Young and entitled "Sighting device". For mass process applications where, say, 4% to 5% acceptance consistency is required, screens are available that have a high fiber content in the reject and must be used in complex multi-stage twig catcher systems followed by a twig emptier to reduce fiber loss to an acceptable level. Existing devices either cannot function at higher acceptance consistencies or have too high fiber losses in the reject stream so that multi-stage screening is necessary.

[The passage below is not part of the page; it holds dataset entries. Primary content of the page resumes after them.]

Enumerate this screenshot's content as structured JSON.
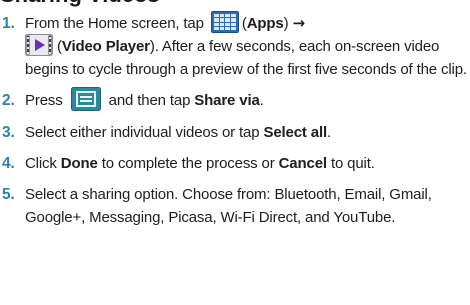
{
  "heading": "Sharing Videos",
  "steps": [
    {
      "number": "1.",
      "parts": {
        "a": "From the Home screen, tap",
        "b_open": "(",
        "apps_label": "Apps",
        "b_close": ")",
        "arrow": "→",
        "c_open": "(",
        "video_player_label": "Video Player",
        "c_rest": "). After a few seconds, each on-screen video begins to cycle through a preview of the first five seconds of the clip."
      },
      "icons": [
        "apps-grid-icon",
        "video-player-icon"
      ]
    },
    {
      "number": "2.",
      "parts": {
        "a": "Press",
        "b": "and then tap",
        "share_via_label": "Share via",
        "end": "."
      },
      "icons": [
        "menu-key-icon"
      ]
    },
    {
      "number": "3.",
      "parts": {
        "a": "Select either individual videos or tap",
        "select_all_label": "Select all",
        "end": "."
      }
    },
    {
      "number": "4.",
      "parts": {
        "a": "Click",
        "done_label": "Done",
        "b": "to complete the process or",
        "cancel_label": "Cancel",
        "c": "to quit."
      }
    },
    {
      "number": "5.",
      "text": "Select a sharing option. Choose from: Bluetooth, Email, Gmail, Google+, Messaging, Picasa, Wi-Fi Direct, and YouTube."
    }
  ],
  "colors": {
    "step_number": "#2a7fbf",
    "apps_icon_bg": "#2a6db0",
    "video_icon_play": "#6a2fb0",
    "menu_icon": "#2a8a9c"
  }
}
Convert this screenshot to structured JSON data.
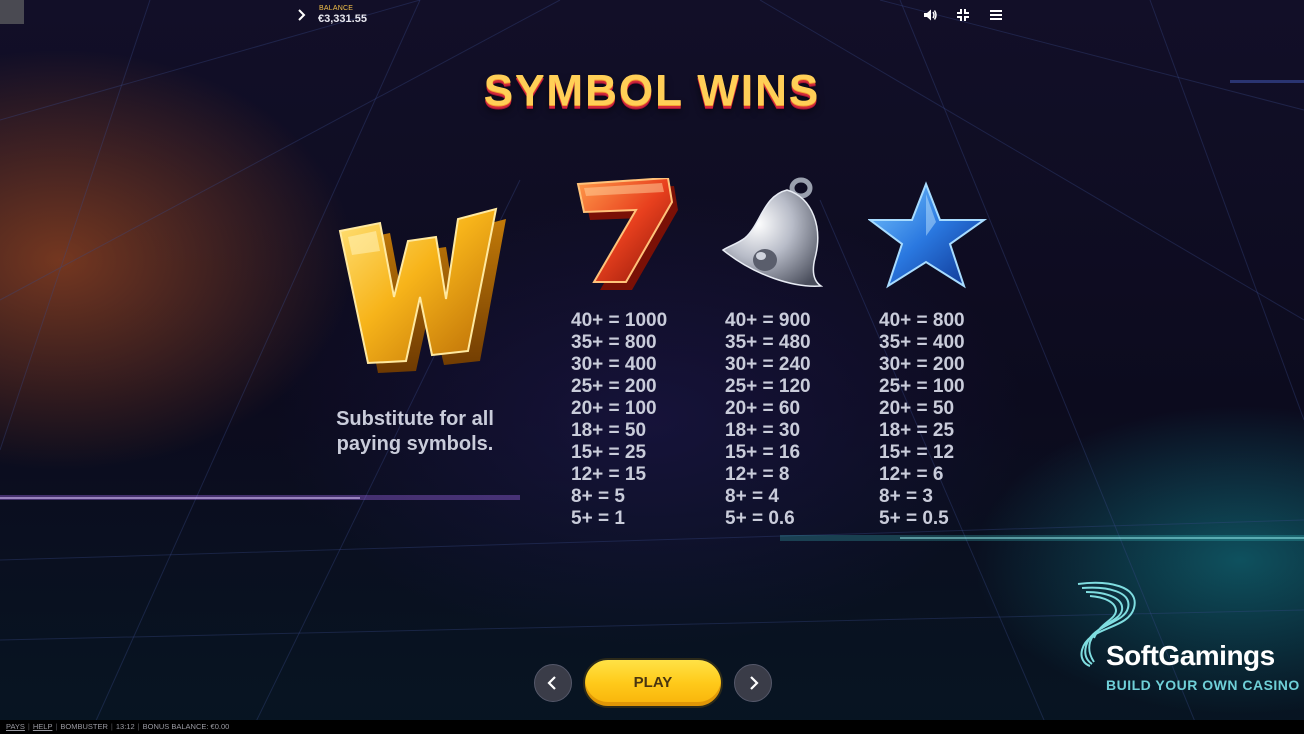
{
  "topbar": {
    "balance_label": "BALANCE",
    "balance_value": "€3,331.55",
    "icons": [
      "chevron-right-icon",
      "speaker-icon",
      "collapse-icon",
      "menu-icon"
    ]
  },
  "title": "SYMBOL WINS",
  "wild": {
    "symbol": "wild-w-icon",
    "description_line1": "Substitute for all",
    "description_line2": "paying symbols."
  },
  "paytable": [
    {
      "symbol": "seven-icon",
      "lines": [
        "40+ = 1000",
        "35+ = 800",
        "30+ = 400",
        "25+ = 200",
        "20+ = 100",
        "18+ = 50",
        "15+ = 25",
        "12+ = 15",
        "8+ = 5",
        "5+ = 1"
      ]
    },
    {
      "symbol": "bell-icon",
      "lines": [
        "40+ = 900",
        "35+ = 480",
        "30+ = 240",
        "25+ = 120",
        "20+ = 60",
        "18+ = 30",
        "15+ = 16",
        "12+ = 8",
        "8+ = 4",
        "5+ = 0.6"
      ]
    },
    {
      "symbol": "star-icon",
      "lines": [
        "40+ = 800",
        "35+ = 400",
        "30+ = 200",
        "25+ = 100",
        "20+ = 50",
        "18+ = 25",
        "15+ = 12",
        "12+ = 6",
        "8+ = 3",
        "5+ = 0.5"
      ]
    }
  ],
  "nav": {
    "play_label": "PLAY",
    "prev_icon": "chevron-left-icon",
    "next_icon": "chevron-right-icon"
  },
  "brand": {
    "name": "SoftGamings",
    "tagline": "BUILD YOUR OWN CASINO"
  },
  "footer": {
    "pays": "PAYS",
    "help": "HELP",
    "game": "BOMBUSTER",
    "time": "13:12",
    "bonus_balance": "BONUS BALANCE: €0.00"
  },
  "colors": {
    "title_fill": "#ffcf57",
    "title_shadow": "#d12a3a",
    "play_button": "#ffca1a",
    "paytable_text": "#c9ccda",
    "brand_tagline": "#6fd0d8",
    "balance_label": "#f2c04a"
  }
}
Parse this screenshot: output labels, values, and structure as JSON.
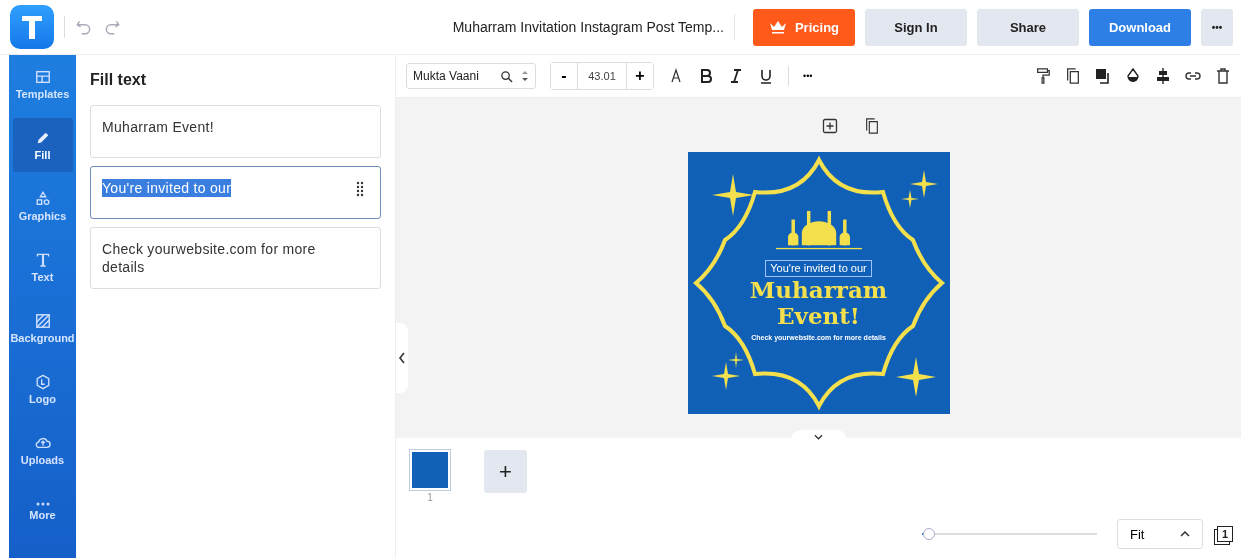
{
  "header": {
    "title": "Muharram Invitation Instagram Post Temp...",
    "buttons": [
      {
        "label": "Pricing",
        "kind": "pricing"
      },
      {
        "label": "Sign In",
        "kind": "plain"
      },
      {
        "label": "Share",
        "kind": "plain"
      },
      {
        "label": "Download",
        "kind": "primary"
      },
      {
        "label": "•••",
        "kind": "more"
      }
    ]
  },
  "sidebar": {
    "items": [
      {
        "label": "Templates",
        "kind": "templates",
        "selected": false
      },
      {
        "label": "Fill",
        "kind": "fill",
        "selected": true
      },
      {
        "label": "Graphics",
        "kind": "graphics",
        "selected": false
      },
      {
        "label": "Text",
        "kind": "text",
        "selected": false
      },
      {
        "label": "Background",
        "kind": "background",
        "selected": false
      },
      {
        "label": "Logo",
        "kind": "logo",
        "selected": false
      },
      {
        "label": "Uploads",
        "kind": "uploads",
        "selected": false
      },
      {
        "label": "More",
        "kind": "more",
        "selected": false
      }
    ]
  },
  "panel": {
    "title": "Fill text",
    "fields": [
      {
        "value": "Muharram Event!",
        "selected": false
      },
      {
        "value": "You're invited to our",
        "selected": true
      },
      {
        "value": "Check yourwebsite.com for more details",
        "selected": false
      }
    ]
  },
  "toolbar": {
    "font": "Mukta Vaani",
    "minus": "-",
    "size": "43.01",
    "plus": "+",
    "more": "•••"
  },
  "canvas": {
    "texts": [
      "You're invited to our",
      "Muharram",
      "Event!",
      "Check yourwebsite.com for more details"
    ]
  },
  "pages": [
    {
      "number": "1",
      "selected": true
    }
  ],
  "add_page": "+",
  "footer": {
    "zoom": {
      "level": 0.04
    },
    "fit": "Fit",
    "page_count": "1"
  }
}
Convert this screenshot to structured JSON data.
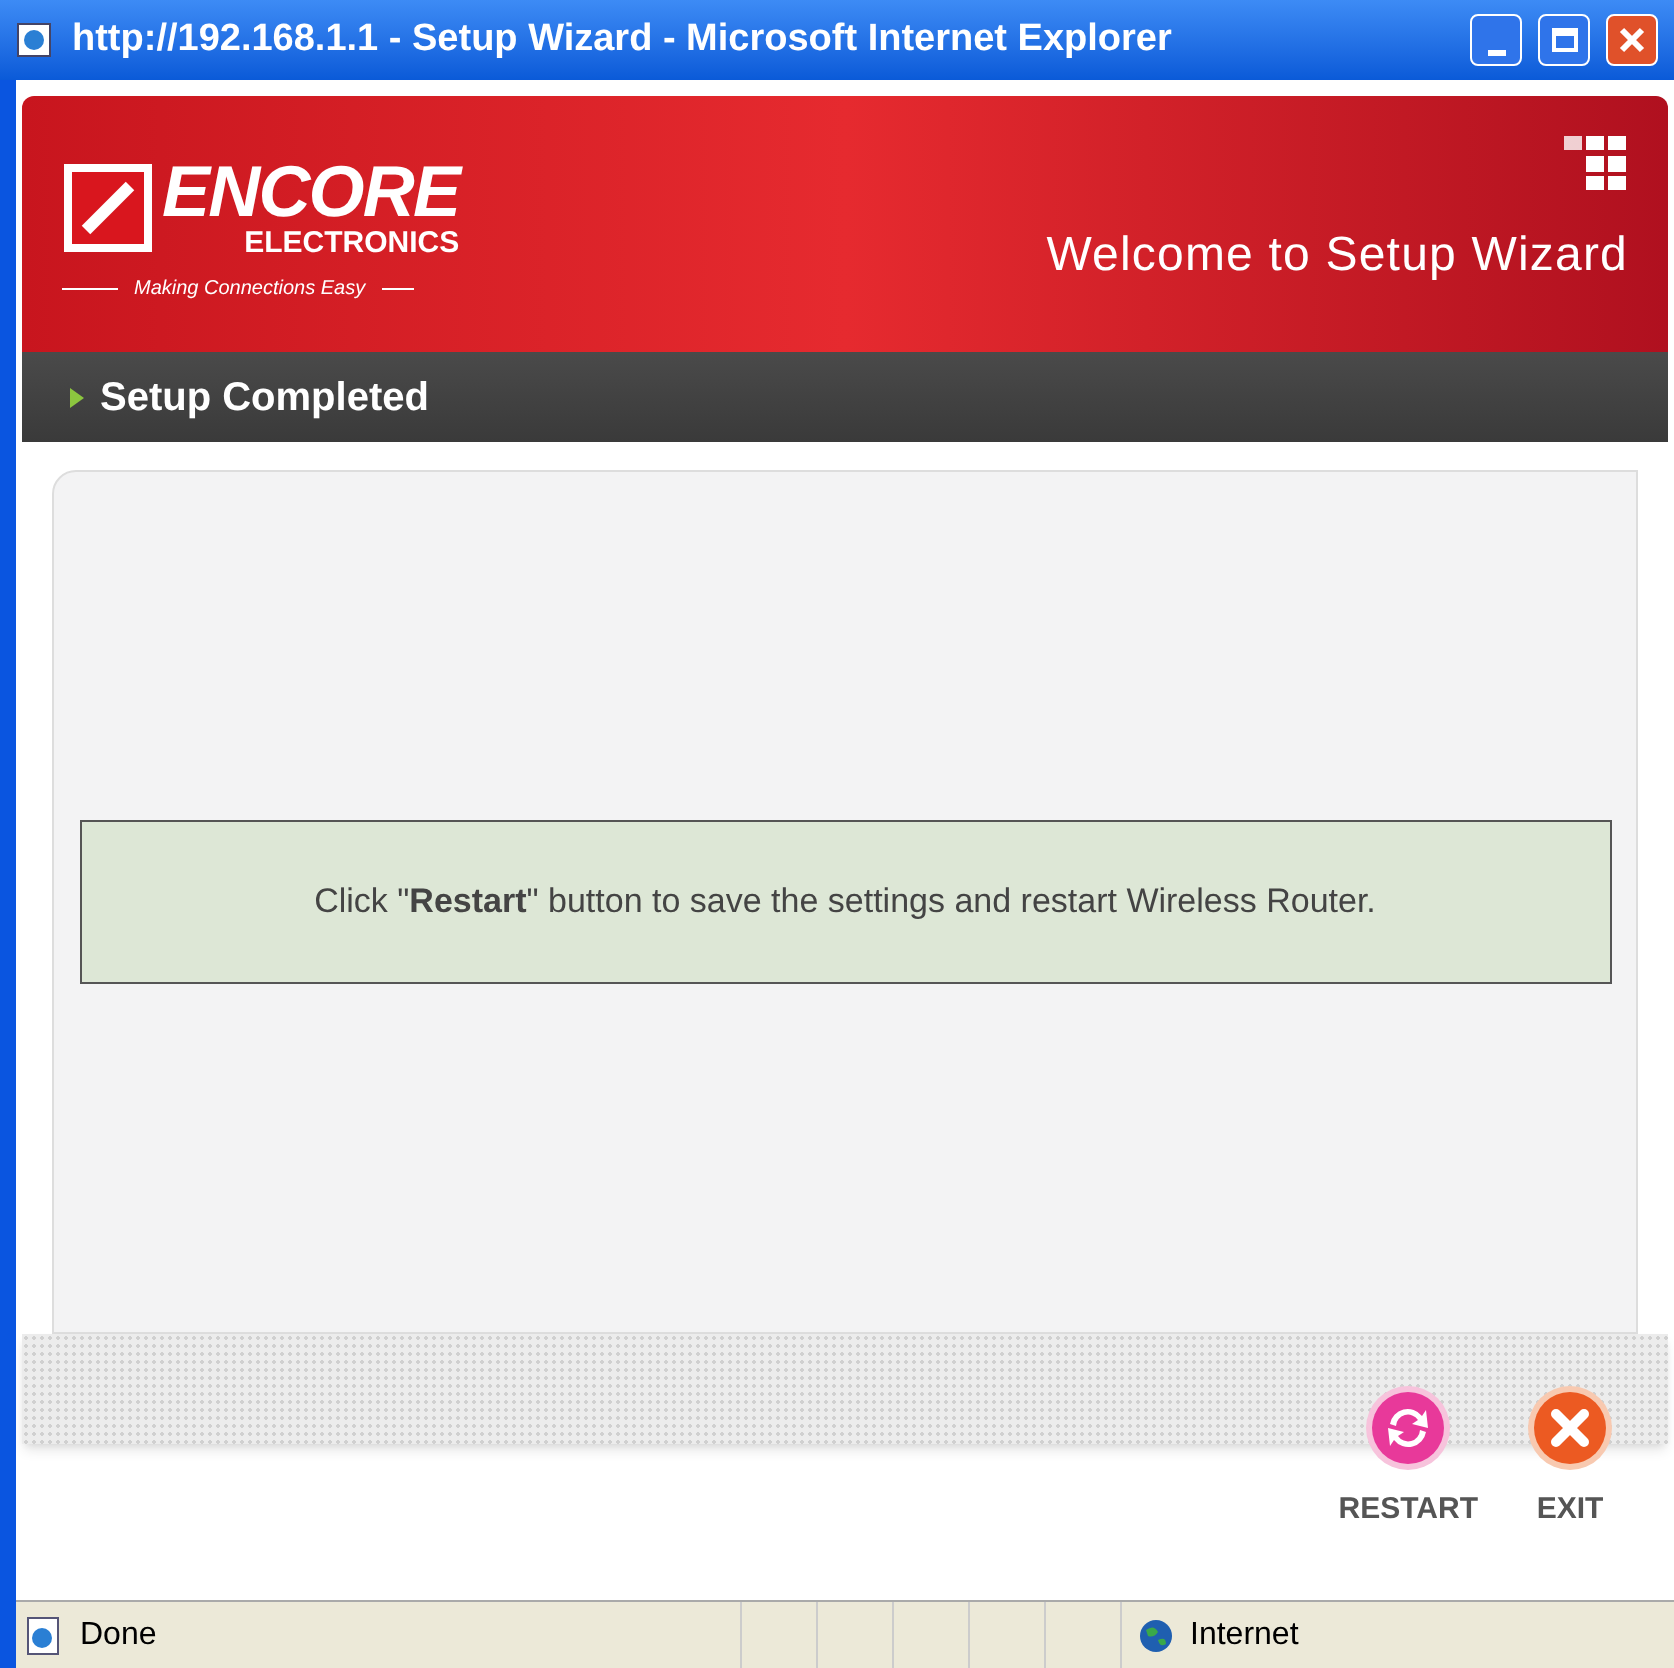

This invention is a sighting device that will work around

4% or 5% acceptance consistency and does not result in the loss of a large amount of fiber along with rejected contaminants. With this invention, the loss is less than 5% fiber at the outlet. The sieving apparatus of this invention requires only a single-stage sieving followed by a twig remover, and therefore results in lower costs and less complicated installation. The sieve apparatus according to this invention will tolerate high concentrations of twigs without clogging the reject opening or clogging the sieve.

Briefly described, the pressurized screening apparatus for screening a liquid suspension containing desired fibers and unwanted impurities includes a closed housing in which is placed a fixed cylindrical screen with an axial perforated section extending around its periphery and forming a receiving or acceptance chamber. An acceptance outlet communicates with the acceptance chamber to pass the desired fibers from the housing. A liquid suspension inlet for feeding the liquid suspension into the housing is also provided. A guide device for liquid suspension guides the liquid suspension along the outside of the fixed cylindrical sieve so that the desired fibers pass through the sieve. A reject outlet communicates with the liquid suspension guide to remove from the housing the unwanted contaminants rejected by the fixed cylindrical screen. Wiper means, including at least one wiper, are provided which are adapted to pass over the reject outlet opening to prevent clogging or bridging between the reject outlet openings.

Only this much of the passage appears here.